Poland’s development bank BGK cancelled its bond auction that was due on Monday after yields rose sharply, pushing up the cost of debt for the state.

The proceeds were to be allocated, among other things, to the Armed Forces Support Fund at a time when Poland is seeking to increase defence spending following Russia’s invasion of neighbouring Ukraine.

The decision came on Friday, when Poland’s 10-year bond yields exceeded 9% for the first time in more than 20 years, as investors began to demand a higher risk premium in the face of accelerating inflation, the threat of losing billions in EU funds, and the central bank’s surprise decision not to raise interest rates in October.

Polish 10-year bond yields over the month. Source: stooq.pl

On Thursday, just before Polish yields reached their peak, Bloomberg reported that they were rising at the fastest rate in the world. Analysts at Pekao bank pointed out that 10-year bond yields had risen by more than 300 basis points over the month.

“A feverish search is underway for the level at which investors interested in Polish securities will appear,” they said.

BNP Paribas analyst Wojciech Stępień, quoted by Bloomberg, said that “things have gotten crazy” and the central bank’s October decision not to raise interest rates despite surging inflation “was the straw that broke the camel’s back”.

“Loose fiscal policy together with loose monetary policy is the worst combination,” said Viktor Szabo, a London-based money manager at Abrdn Plc, also quoted by Bloomberg. “Poland’s policy mix is absolutely inappropriate for the current environment, bad for markets, bad for inflation.”

In an interview with financial news service Money.pl, Piotr Kuczyński, an analyst from investment firm Xelion, also pointed to the current conflict within the Monetary Policy Council and the risk of Poland losing out on EU funds due to rule-of-law concerns.

“This would be a massive hit to our economy, as we are talking about more than 500 billion zloty. This element has a very big impact on the rising yield rates on our government bonds,” Kuczyński said.

Yields have since fallen after Poland’s Prime Minister Mateusz Morawiecki sought to reassure investors concerned about the lack of a firm response to inflation, which is at a 25-year high. On Saturday he said that national fiscal policy “will aim to bring inflation under control”, pledging to tighten expansive fiscal policy.

“In domestic fiscal policy, we will aim to tighten it in the near term. We are not planning any further spending beyond that already budgeted,” said Morawiecki.

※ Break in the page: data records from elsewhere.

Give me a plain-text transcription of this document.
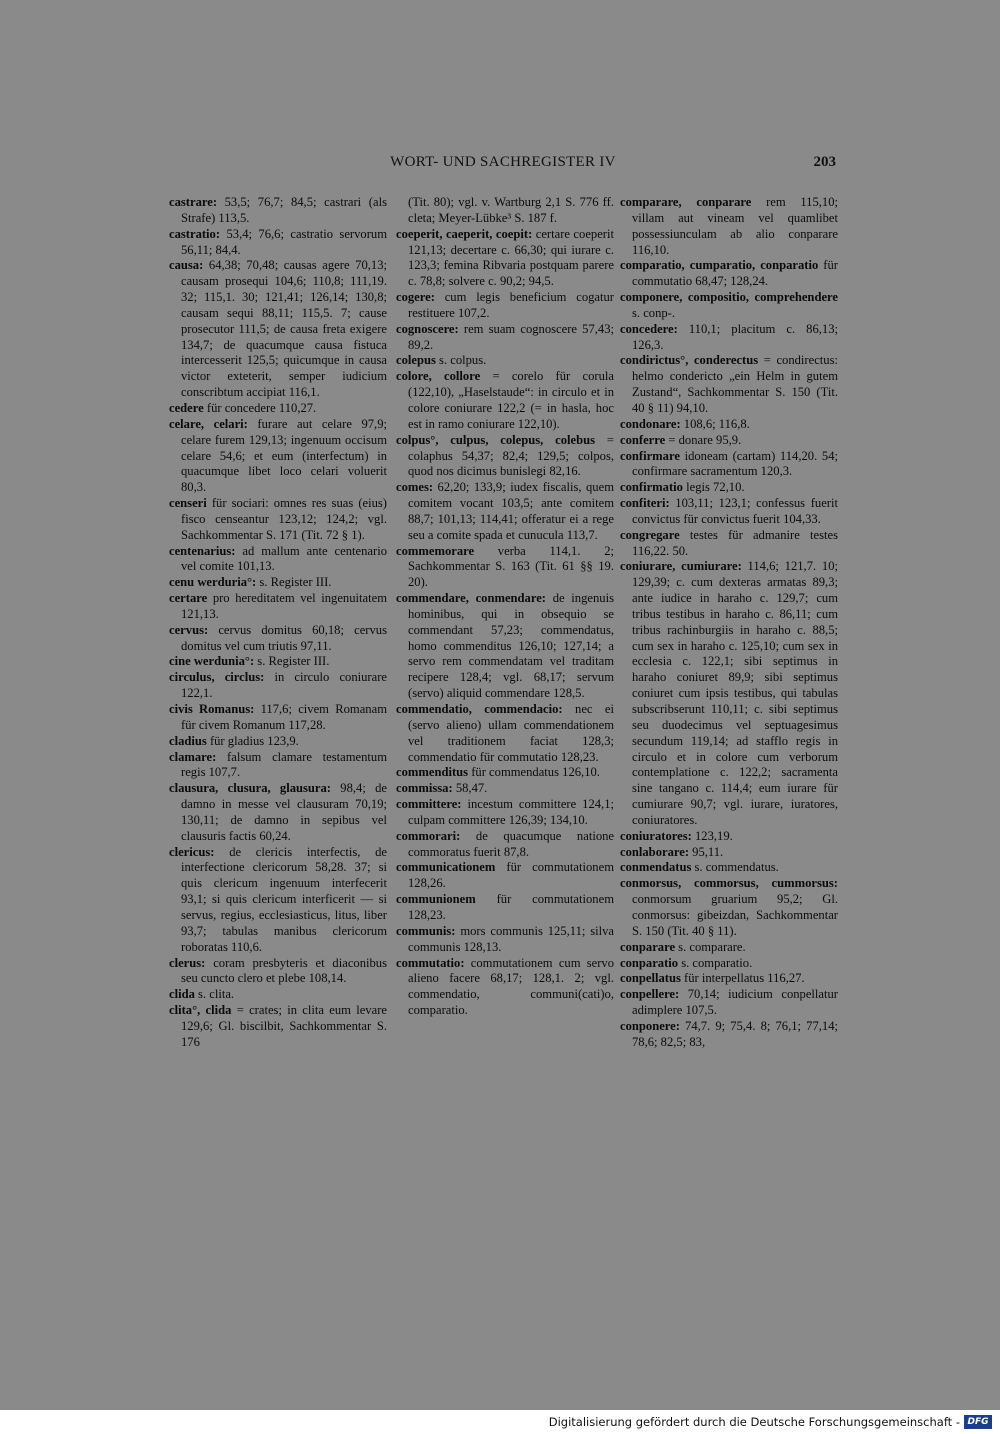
WORT- UND SACHREGISTER IV	203

castrare: 53,5; 76,7; 84,5; castrari (als Strafe) 113,5.

castratio: 53,4; 76,6; castratio servorum 56,11; 84,4.

causa: 64,38; 70,48; causas agere 70,13; causam prosequi 104,6; 110,8; 111,19. 32; 115,1. 30; 121,41; 126,14; 130,8; causam sequi 88,11; 115,5. 7; cause prosecutor 111,5; de causa freta exigere 134,7; de quacumque causa fistuca intercesserit 125,5; quicumque in causa victor exteterit, semper iudicium conscribtum accipiat 116,1.

cedere für concedere 110,27.

celare, celari: furare aut celare 97,9; celare furem 129,13; ingenuum occisum celare 54,6; et eum (interfectum) in quacumque libet loco celari voluerit 80,3.

censeri für sociari: omnes res suas (eius) fisco censeantur 123,12; 124,2; vgl. Sachkommentar S. 171 (Tit. 72 § 1).

centenarius: ad mallum ante centenario vel comite 101,13.

cenu werduria°: s. Register III.

certare pro hereditatem vel ingenuitatem 121,13.

cervus: cervus domitus 60,18; cervus domitus vel cum triutis 97,11.

cine werdunia°: s. Register III.

circulus, circlus: in circulo coniurare 122,1.

civis Romanus: 117,6; civem Romanam für civem Romanum 117,28.

cladius für gladius 123,9.

clamare: falsum clamare testamentum regis 107,7.

clausura, clusura, glausura: 98,4; de damno in messe vel clausuram 70,19; 130,11; de damno in sepibus vel clausuris factis 60,24.

clericus: de clericis interfectis, de interfectione clericorum 58,28. 37; si quis clericum ingenuum interfecerit 93,1; si quis clericum interficerit — si servus, regius, ecclesiasticus, litus, liber 93,7; tabulas manibus clericorum roboratas 110,6.

clerus: coram presbyteris et diaconibus seu cuncto clero et plebe 108,14.

clida s. clita.

clita°, clida = crates; in clita eum levare 129,6; Gl. biscilbit, Sachkommentar S. 176

(Tit. 80); vgl. v. Wartburg 2,1 S. 776 ff. cleta; Meyer-Lübke³ S. 187 f.

coeperit, caeperit, coepit: certare coeperit 121,13; decertare c. 66,30; qui iurare c. 123,3; femina Ribvaria postquam parere c. 78,8; solvere c. 90,2; 94,5.

cogere: cum legis beneficium cogatur restituere 107,2.

cognoscere: rem suam cognoscere 57,43; 89,2.

colepus s. colpus.

colore, collore = corelo für corula (122,10), „Haselstaude“: in circulo et in colore coniurare 122,2 (= in hasla, hoc est in ramo coniurare 122,10).

colpus°, culpus, colepus, colebus = colaphus 54,37; 82,4; 129,5; colpos, quod nos dicimus bunislegi 82,16.

comes: 62,20; 133,9; iudex fiscalis, quem comitem vocant 103,5; ante comitem 88,7; 101,13; 114,41; offeratur ei a rege seu a comite spada et cunucula 113,7.

commemorare verba 114,1. 2; Sachkommentar S. 163 (Tit. 61 §§ 19. 20).

commendare, conmendare: de ingenuis hominibus, qui in obsequio se commendant 57,23; commendatus, homo commenditus 126,10; 127,14; a servo rem commendatam vel traditam recipere 128,4; vgl. 68,17; servum (servo) aliquid commendare 128,5.

commendatio, commendacio: nec ei (servo alieno) ullam commendationem vel traditionem faciat 128,3; commendatio für commutatio 128,23.

commenditus für commendatus 126,10.

commissa: 58,47.

committere: incestum committere 124,1; culpam committere 126,39; 134,10.

commorari: de quacumque natione commoratus fuerit 87,8.

communicationem für commutationem 128,26.

communionem für commutationem 128,23.

communis: mors communis 125,11; silva communis 128,13.

commutatio: commutationem cum servo alieno facere 68,17; 128,1. 2; vgl. commendatio, communi(cati)o, comparatio.

comparare, conparare rem 115,10; villam aut vineam vel quamlibet possessiunculam ab alio conparare 116,10.

comparatio, cumparatio, conparatio für commutatio 68,47; 128,24.

componere, compositio, comprehendere s. conp-.

concedere: 110,1; placitum c. 86,13; 126,3.

condirictus°, conderectus = condirectus: helmo condericto „ein Helm in gutem Zustand“, Sachkommentar S. 150 (Tit. 40 § 11) 94,10.

condonare: 108,6; 116,8.

conferre = donare 95,9.

confirmare idoneam (cartam) 114,20. 54; confirmare sacramentum 120,3.

confirmatio legis 72,10.

confiteri: 103,11; 123,1; confessus fuerit convictus für convictus fuerit 104,33.

congregare testes für admanire testes 116,22. 50.

coniurare, cumiurare: 114,6; 121,7. 10; 129,39; c. cum dexteras armatas 89,3; ante iudice in haraho c. 129,7; cum tribus testibus in haraho c. 86,11; cum tribus rachinburgiis in haraho c. 88,5; cum sex in haraho c. 125,10; cum sex in ecclesia c. 122,1; sibi septimus in haraho coniuret 89,9; sibi septimus coniuret cum ipsis testibus, qui tabulas subscribserunt 110,11; c. sibi septimus seu duodecimus vel septuagesimus secundum 119,14; ad stafflo regis in circulo et in colore cum verborum contemplatione c. 122,2; sacramenta sine tangano c. 114,4; eum iurare für cumiurare 90,7; vgl. iurare, iuratores, coniuratores.

coniuratores: 123,19.

conlaborare: 95,11.

conmendatus s. commendatus.

conmorsus, commorsus, cummorsus: conmorsum gruarium 95,2; Gl. conmorsus: gibeizdan, Sachkommentar S. 150 (Tit. 40 § 11).

conparare s. comparare.

conparatio s. comparatio.

conpellatus für interpellatus 116,27.

conpellere: 70,14; iudicium conpellatur adimplere 107,5.

conponere: 74,7. 9; 75,4. 8; 76,1; 77,14; 78,6; 82,5; 83,

Digitalisierung gefördert durch die Deutsche Forschungsgemeinschaft - DFG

“We will approach… attracting capital from outside accordingly. I am already in contact with many financial institutions from many countries around the world to stimulate interest in Polish debt. I am sure that after this temporary turmoil… we will be able to bring calm to the financial markets,” he added when asked about the cancelled tender.

News of the cancellation of the bond auction to finance Poland’s military purchases came at a time when the country is seeking to increase defence spending in 2023 above 3% of its GDP from 2.4% this year, amid the ongoing war across its eastern border.

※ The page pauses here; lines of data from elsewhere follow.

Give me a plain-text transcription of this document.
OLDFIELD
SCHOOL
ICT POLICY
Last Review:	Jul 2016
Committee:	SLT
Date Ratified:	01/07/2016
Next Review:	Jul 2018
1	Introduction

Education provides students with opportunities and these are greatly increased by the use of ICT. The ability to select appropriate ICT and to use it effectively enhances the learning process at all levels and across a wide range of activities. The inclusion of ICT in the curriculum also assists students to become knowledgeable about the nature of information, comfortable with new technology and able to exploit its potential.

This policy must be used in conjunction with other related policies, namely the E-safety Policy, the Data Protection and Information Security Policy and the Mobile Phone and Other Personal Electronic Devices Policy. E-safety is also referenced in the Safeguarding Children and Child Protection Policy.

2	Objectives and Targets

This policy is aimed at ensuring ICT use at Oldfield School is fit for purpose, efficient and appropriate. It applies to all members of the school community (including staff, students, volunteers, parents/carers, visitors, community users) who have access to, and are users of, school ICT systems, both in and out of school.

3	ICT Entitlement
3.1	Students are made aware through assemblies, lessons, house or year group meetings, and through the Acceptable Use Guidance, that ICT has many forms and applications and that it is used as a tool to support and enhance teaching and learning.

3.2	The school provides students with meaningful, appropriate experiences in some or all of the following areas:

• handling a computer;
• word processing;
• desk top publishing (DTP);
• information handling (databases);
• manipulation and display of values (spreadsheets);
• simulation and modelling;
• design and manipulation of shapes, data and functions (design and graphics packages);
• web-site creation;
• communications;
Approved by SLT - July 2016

“Peace has a price and we must stop fooling ourselves into thinking that we will be safe by not investing in defence, which is why Poland will contribute 3% of GDP to defence,” said Morawiecki on Monday, during a visit to Berlin.

Although Kuczyński said he was “not surprised” that BGK cancelled the auction and added that “if I were them, if I wasn’t desperate, I wouldn’t borrow either when yields are at such levels,” the opposition said that this situation shows the frailty of financing defence with debt.

“The model of extra-budgetary modernisation of the army adopted a year ago is falling apart, and the defence ministry is buying without a plan and apparently without money,” tweeted former defence minister Tomasz Siemoniak, now deputy leader of the Civic Platform (PO), the largest opposition party.